What is GIS? Science, Tool, or the glue to fix the ‘Geographic Humpty Dumpty’?

I found this article quite interesting, not only for its commentary for the role of GIS as a science or a tool,  though also for the methodology used in this paper. This is the first paper I’ve read before the burst of the internet bubble, in which the volume and intensity of blog post entries has been used to measure interest and analyse interest in a topic. Mixing these results (quantitative) with a qualitative approach of interviewing certain GIS specialists on their views shows the author’s commitment to making this debate as legitimate as possible, and look at several angles of the debate.

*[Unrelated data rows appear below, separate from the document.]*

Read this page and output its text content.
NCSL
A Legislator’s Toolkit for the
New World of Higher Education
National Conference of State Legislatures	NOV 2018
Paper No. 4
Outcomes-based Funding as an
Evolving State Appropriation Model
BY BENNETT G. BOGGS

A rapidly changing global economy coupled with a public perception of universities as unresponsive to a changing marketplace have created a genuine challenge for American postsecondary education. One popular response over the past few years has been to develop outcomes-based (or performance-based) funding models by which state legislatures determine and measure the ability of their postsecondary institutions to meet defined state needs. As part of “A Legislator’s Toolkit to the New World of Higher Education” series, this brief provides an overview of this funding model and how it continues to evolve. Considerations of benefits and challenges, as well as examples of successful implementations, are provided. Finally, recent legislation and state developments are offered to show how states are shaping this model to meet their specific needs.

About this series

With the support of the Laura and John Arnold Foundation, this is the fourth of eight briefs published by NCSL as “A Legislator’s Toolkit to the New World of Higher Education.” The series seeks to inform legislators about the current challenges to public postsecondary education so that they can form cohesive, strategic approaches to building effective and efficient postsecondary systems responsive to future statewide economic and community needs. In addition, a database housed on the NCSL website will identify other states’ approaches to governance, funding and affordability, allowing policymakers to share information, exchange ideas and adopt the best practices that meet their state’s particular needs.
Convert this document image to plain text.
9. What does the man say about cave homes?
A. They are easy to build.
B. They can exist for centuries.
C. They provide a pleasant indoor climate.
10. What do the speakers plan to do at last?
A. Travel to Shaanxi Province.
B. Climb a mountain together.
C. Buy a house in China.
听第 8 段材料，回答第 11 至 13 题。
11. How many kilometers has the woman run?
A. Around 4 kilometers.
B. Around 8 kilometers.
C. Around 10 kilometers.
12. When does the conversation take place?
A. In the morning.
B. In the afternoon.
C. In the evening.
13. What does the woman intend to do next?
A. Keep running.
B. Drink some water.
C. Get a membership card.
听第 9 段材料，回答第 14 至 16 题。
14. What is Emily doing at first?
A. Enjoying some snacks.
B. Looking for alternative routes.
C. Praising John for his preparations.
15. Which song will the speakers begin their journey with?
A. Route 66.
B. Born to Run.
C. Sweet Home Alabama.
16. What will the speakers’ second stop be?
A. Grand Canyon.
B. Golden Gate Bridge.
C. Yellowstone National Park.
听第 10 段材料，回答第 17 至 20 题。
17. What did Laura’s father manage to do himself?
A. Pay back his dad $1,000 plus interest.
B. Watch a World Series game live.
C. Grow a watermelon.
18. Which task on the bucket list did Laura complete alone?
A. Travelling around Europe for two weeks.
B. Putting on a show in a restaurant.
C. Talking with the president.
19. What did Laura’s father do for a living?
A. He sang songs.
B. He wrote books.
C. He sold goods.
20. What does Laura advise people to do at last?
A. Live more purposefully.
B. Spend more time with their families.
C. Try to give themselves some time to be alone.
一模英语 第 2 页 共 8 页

The debate itself, which I understand must be important to those working closely in the field for personal reasons (as the author clearly seems annoyed at the remark of ‘something needing to call itself a science, probably isn’t one’), and for academic funding I assume, doesn’t seem all too pressing/important to me. Whether GIS is a tool, science, or both (I would argue) seems unimportant compared to how you use GIS. I found Wright’s view of GIS having three positions (tool, tool making, and science) out of date since 1997, as with the web 2.0 even all GIS users essentially incorporate all of these positions, while seldom thinking of it. In the use of a tool, your findings of new applications and sending error reports ‘builds’ these tools, and the scientific reasoning behind the use of one tool over another is a science I would argue. In modern day GIS (and post-GIS) the line between these three positions is even more as information is harvested passively through geolocational apps, and clauses in the terms of agreements to ‘help the program out’ by volunteering crash reports and bugs passively. Also the distinction between GI-Scientist and Geographic Information user becomes quite fine outside of academia as almost anyone these days is capable of placing points, lines, and polygons on a map and inferring basic analyses like clusters and buffers.